The new proposals from the Accountability Board asked companies to disclose their greenhouse gas emissions as well as goals for reducing emissions.
Jack in the Box said in its proxy statement that emissions disclosures are premature pending resolution of legal challenges to a climate disclosure rule in California, as well as one recently issued by the US Securities and Exchange Commission. Both of the rules face ongoing litigation from business groups. Wingstop and Denny’s also cited the SEC reporting rule in their proxy statements when pushing back against the shareholder proposals, and highlighted sustainability initiatives they’re already pursuing. None of the three chains returned requests for comment for this story.
The California climate rule—the first of its kind in the US—requires public and private companies with more than $1 billion in revenue that do business in the state to disclose emissions annually starting in 2026, although Gov. Gavin Newsom (D) has proposed pushing back reporting to 2028. The SEC rule, which is currently on hold because of the legal challenges, would require companies to report their greenhouse gas emissions and climate-related risks.
The influential asset management giant BlackRock backed the shareholder bid at Jack in the Box. “We recognize the company’s efforts to date but believe that supporting the proposal may accelerate the company’s progress on climate risk management and/or oversight,” BlackRock said in a proxy voting results report.
The Accountability Board said it hopes that the message investors sent with their high level of support will encourage companies to provide stringent emissions disclosures and targets.
“We hope they’ll be robust, meaningful, and aligned with science-based targets,” Prescott said. “We hope that they’ll cover the companies’ entire operations and value chains. But as a starting point, we wanted to leave it up to management as to best set targets. And if they do establish them and they’re not robust, then we imagine that shareholder advocates will weigh in with proposals addressing that fact.”
Election Spending
Political spending transparency proposals also raked in strong support in this presidential campaign year with a shareholder bid at DexCom securing 51.9% of the vote. A similar bid at Crown Holdings garnered 48.9% support while another proposal at Spirit AeroSystems secured 45.3% of the vote.

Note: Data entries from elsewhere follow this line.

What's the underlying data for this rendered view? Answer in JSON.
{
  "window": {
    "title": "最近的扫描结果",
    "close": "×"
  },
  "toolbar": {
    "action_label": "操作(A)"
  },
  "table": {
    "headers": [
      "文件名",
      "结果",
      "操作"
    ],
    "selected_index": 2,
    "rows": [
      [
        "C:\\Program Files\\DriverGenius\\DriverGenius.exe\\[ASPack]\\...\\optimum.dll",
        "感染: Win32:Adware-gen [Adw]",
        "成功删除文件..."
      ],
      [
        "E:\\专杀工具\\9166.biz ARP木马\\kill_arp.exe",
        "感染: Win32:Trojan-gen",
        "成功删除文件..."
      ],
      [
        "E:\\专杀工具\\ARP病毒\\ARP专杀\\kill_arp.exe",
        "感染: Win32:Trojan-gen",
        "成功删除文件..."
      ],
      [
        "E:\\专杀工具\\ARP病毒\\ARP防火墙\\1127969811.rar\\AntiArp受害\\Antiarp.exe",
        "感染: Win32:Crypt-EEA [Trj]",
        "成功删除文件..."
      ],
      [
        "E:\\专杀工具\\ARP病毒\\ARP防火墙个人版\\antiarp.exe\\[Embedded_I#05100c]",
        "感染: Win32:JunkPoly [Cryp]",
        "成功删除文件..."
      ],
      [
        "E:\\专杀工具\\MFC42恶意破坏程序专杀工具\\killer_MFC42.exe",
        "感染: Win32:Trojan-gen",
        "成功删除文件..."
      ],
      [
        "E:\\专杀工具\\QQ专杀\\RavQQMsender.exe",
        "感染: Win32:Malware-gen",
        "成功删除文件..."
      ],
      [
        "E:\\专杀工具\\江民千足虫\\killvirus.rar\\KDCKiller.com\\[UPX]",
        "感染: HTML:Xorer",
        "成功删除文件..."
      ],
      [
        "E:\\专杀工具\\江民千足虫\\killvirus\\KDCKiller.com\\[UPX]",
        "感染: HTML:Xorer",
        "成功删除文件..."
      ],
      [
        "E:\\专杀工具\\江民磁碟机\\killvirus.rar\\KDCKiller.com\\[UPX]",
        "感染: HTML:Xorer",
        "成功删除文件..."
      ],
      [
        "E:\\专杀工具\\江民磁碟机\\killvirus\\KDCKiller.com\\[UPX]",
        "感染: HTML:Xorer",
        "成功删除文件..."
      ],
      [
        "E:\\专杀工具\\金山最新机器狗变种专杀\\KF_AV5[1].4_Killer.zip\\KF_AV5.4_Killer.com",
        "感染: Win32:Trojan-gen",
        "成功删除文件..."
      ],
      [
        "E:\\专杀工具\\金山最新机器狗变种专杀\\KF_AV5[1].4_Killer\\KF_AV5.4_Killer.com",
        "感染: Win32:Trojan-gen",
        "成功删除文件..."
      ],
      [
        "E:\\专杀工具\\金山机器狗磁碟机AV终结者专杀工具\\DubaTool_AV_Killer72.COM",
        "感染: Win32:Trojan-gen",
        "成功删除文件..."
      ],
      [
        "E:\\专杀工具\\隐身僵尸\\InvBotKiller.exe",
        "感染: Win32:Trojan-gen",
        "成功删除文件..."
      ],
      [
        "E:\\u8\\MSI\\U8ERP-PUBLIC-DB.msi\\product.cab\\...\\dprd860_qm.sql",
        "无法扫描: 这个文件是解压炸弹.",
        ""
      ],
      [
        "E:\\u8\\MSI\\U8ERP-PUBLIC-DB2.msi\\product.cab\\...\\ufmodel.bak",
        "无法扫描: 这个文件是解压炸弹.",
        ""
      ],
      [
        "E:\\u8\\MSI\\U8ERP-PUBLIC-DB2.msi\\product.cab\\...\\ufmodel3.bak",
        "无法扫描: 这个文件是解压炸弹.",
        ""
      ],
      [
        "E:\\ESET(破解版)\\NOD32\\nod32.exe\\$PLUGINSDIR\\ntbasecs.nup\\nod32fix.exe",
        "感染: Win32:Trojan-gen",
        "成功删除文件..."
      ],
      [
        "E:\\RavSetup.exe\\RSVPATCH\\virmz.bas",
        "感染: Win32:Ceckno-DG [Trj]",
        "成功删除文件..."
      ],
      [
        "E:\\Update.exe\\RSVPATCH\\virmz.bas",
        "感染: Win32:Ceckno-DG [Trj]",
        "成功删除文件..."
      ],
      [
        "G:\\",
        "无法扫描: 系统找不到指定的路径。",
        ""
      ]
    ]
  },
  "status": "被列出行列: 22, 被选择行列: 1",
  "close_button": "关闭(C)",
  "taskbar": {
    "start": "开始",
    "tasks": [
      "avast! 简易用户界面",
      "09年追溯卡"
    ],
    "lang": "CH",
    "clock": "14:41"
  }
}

Those proposals were all put forward by John Chevedden, a leading proponent of shareholder resolutions who for decades has been urging companies to make changes on a wide range of corporate governance issues.
The Chevedden bids asked for reports on the companies’ political spending policies as well as disclosures of who they’re funding with details about how much. The resolutions also pointed out the risk of companies giving to trade associations or Super PACs that support a range of candidates and causes that the business might not otherwise align with.
DexCom and Crown Holdings said in their proxy statements that they already disclose enough information about their political spending, while Spirit AeroSystems said it has an internal policy barring it from contributing to candidates seeking federal office.
Investors are going to keep pushing companies on ESG issues from political spending to climate whether their bids make it over the elusive 50% mark or not, said Welsh from the Sustainable Investments Institute.
“Shareholder resolutions have never been about getting a majority necessarily. It’s nice; it’s flashy; it’s exciting for them, but really this is a measure of dissent,” she said.